How the White House spun the meltdown: The Atlantic's Molly Ball tweeted these talking points sent to Republicans on the Hill.
8. When that friendly developer was an FBI agent

USA Today cover story ... "FBI agents went undercover in Florida's capital for the 'biggest investigation in years,'" by Sean Rossman in Tallahassee:
Buff, bearded and handsome, Atlanta developer Mike Miller sat sipping a cocktail one afternoon last summer outside the spiffy Power Plant Cafe in the city's new central park, ... spinning his grand plans to redevelop a not-yet-gentrified block in the shadow of Florida's Capitol.

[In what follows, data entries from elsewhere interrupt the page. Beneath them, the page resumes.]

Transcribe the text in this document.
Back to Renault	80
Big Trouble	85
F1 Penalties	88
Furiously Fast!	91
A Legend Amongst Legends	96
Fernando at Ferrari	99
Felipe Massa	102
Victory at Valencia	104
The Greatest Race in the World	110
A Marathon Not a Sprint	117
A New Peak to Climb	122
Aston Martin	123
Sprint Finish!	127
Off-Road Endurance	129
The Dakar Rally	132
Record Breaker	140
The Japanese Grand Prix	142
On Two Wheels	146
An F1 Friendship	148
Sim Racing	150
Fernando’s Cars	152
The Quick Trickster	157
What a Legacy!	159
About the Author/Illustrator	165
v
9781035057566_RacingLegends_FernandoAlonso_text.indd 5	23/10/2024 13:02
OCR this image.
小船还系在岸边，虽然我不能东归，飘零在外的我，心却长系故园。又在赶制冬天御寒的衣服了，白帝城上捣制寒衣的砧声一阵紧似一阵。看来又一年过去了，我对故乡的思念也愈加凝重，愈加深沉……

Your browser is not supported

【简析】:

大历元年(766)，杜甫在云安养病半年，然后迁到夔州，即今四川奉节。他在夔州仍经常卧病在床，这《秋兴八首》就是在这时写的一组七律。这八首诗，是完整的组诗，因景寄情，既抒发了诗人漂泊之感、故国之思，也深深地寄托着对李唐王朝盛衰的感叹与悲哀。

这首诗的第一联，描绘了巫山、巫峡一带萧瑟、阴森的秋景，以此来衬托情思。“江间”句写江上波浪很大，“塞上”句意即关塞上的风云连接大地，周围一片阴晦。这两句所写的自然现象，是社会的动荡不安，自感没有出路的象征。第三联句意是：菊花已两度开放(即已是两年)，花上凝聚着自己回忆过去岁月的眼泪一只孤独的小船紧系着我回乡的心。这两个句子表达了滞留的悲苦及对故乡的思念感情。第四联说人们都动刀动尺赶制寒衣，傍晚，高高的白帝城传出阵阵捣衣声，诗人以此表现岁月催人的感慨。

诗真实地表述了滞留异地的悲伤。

The meeting was one of many Miller had with local elected officials and hot-shot developers, beginning in 2015, when he rolled into the steamy, Spanish-moss draped seat of Florida state government. ... Tallahassee was hungry for the likes of Miller, an out-of-towner willing to spend millions to revitalize downtown as the capital city ached to rebrand itself as a place open for business.
But Miller was not what he appeared. After spending nearly two years infiltrating the burgeoning ranks of up-and-coming entrepreneurs and wooing the town's politicians over wine and tapas, he vanished. ... Miller ... was an undercover FBI agent, ... the linchpin in an elaborate scheme to ferret out public corruption, which could lead to huge political shake-ups.
9. "Down the Breitbart Hole"

N.Y. Times Magazine cover story by Wil S. Hylton ... "Steve Bannon once said it was the platform for the alt-right. Its current editors disagree. Is the incendiary media company at the nerve center of Donald Trump's America simply provocative — or dangerous?":
- Harvard law professor Yochai Benkler and MIT's Ethan Zuckerman "decided to build a colossal database called Media Cloud and spend the next decade hoovering up websites to see how information travels."
- "Among liberals, the largest circles were CNN and The New York Times, each shaded pale blue to indicate a center-left association."
- "But the other side of the image showed just one big red circle: Breitbart. It was three times the size of Fox News and maybe a dozen times larger than any other news source on the right."
- "If you wanted to know who was driving the Republican agenda in 2016, you didn't need to look much farther than the massive crimson orb."
10. 1 fun thing: 'Thrones' and economics
For an audio and text series, "Wealth of Westeros," AP's economics team is digging into market lessons embedded in "Game of Thrones." Today's episode: "What you don't know could get you killed," by Josh Boak, Paul Wiseman and Christopher Rugaber:
- "The imbalance in knowledge is what economists call 'asymmetric information' — when one party in a transaction knows more than the other and can exploit the advantage. It can be bad for economies. And it's certainly bad for the people of Westeros as the threat of Whitewalkers drew closer in the seventh season's fifth episode, Eastwatch."
- "The episode ended with Jon Snow leading six others beyond the Wall. They're on a possible suicide mission to capture a wight — a re-animated corpse controlled by the Whitewalkers."
- "Why? Because of the imbalance of the knowledge, the group hopes to prove that the threat is real to Queen Cersei in order to unite Westeros' warring factions against a common and demonic enemy. Little do they know that Cersei is already prepared to call a truce, providing only more evidence about the challenges caused by asymmetric information."
- "Storytellers have relied on dramatic irony since Ancient Greece. But Game of Thrones is really detailing a fundamental challenge that markets are struggling to address — what to do when information is far from perfect and carefully guarded instead of shared."